Chicoms and Russians concerned abut missile defense
...I think their fears are more about their own projections than reality. The US has zero desire to conquer China or Russia. It would be like a dog chasing a car and not knowing what to do with it once it was caught. I suspect their real fear is that they will not be able to intimidate their neighbors as easily. It is what they want to accomplish beyond their borders that troubles them about missile defense.
For the Russians, not to mention Pyongyang's Chinese backers, the deployment of U.S. antiballistic missile (ABM) technology around the world is becoming a bigger and bigger concern. The Kremlin's anxiety, on clear display in Europe over the past few years, has more recently come to include the Asia-Pacific as the United States wraps up its delivery of the Terminal High Altitude Area Defense system to South Korea. That these systems will extend the coverage of missile defense radars operated by U.S. allies to include Chinese and Russian territory is an obvious concern to Beijing and Moscow, since the systems will enable Washington to better track missile flights and tests in both countries. But their fears go far beyond these immediate consequences.

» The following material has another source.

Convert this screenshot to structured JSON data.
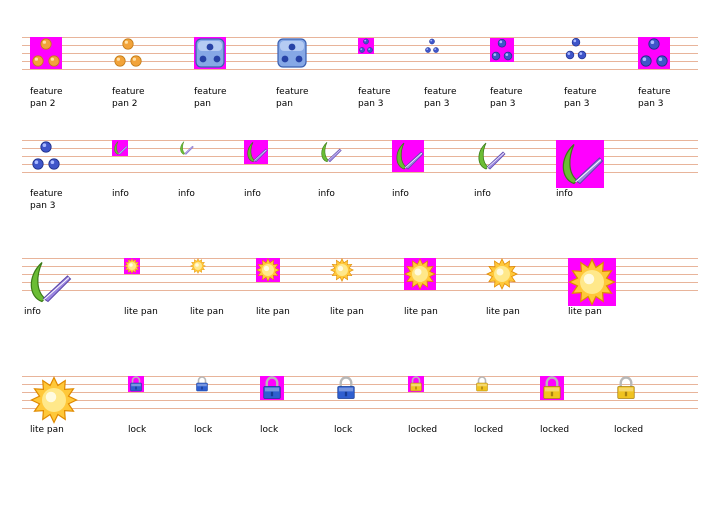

Instead, Russia and China worry that the United States' devotion to investing in ABM technology could severely undermine their nuclear deterrents in the long run. After all, the latest generation of ABM systems — which are fairly scarce as it is — are woefully inadequate for defending against the two countries' vast nuclear arsenals at present. But neither Moscow nor Beijing can afford to assume that it will stay this way forever. For one, ABM technology could easily continue to mature and spread worldwide. More important, however, ABM systems do not exist in a vacuum. Rather, they complement the United States' strike capability. Russia and China fear that if the United States continues to simultaneously improve its ABM and strike capabilities, it could gain the ability to withstand a Russian or Chinese nuclear response in the wake of a crippling initial U.S. blow.

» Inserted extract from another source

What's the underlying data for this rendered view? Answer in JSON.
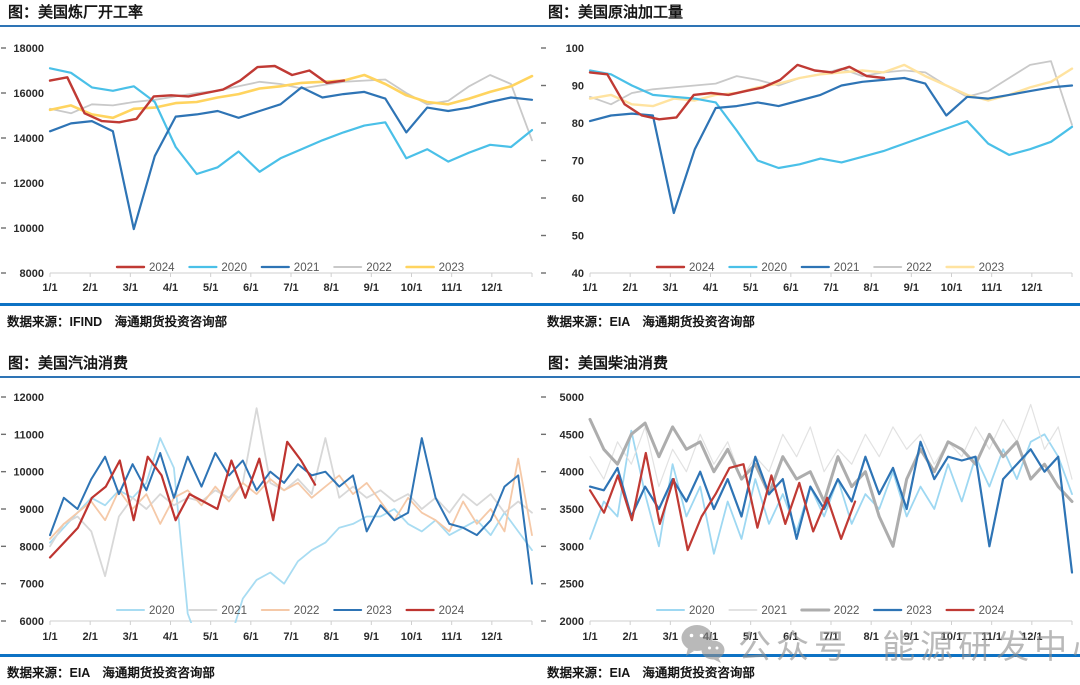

The recent progress Washington has made in developing more precise nuclear weapons — and faster, hardier delivery vehicles to carry them — has only added to Russia and China's growing unease. On March 1, the Bulletin of the Atomic Scientists issued a report on the United States' pursuit of a new capability called "super-fuzing." This technology replaces the traditional fixed-height fuse of the W76-1 nuclear warhead with a variable, self-measuring fuse that greatly enhances a warhead's ability to explode exactly at the optimal height over its target. Coupled with sturdier and speedier delivery vehicles, more precise nuclear weapons would give the United States room to reduce the number of warheads it would need to send to destroy each Chinese or Russian missile in the event of an attack.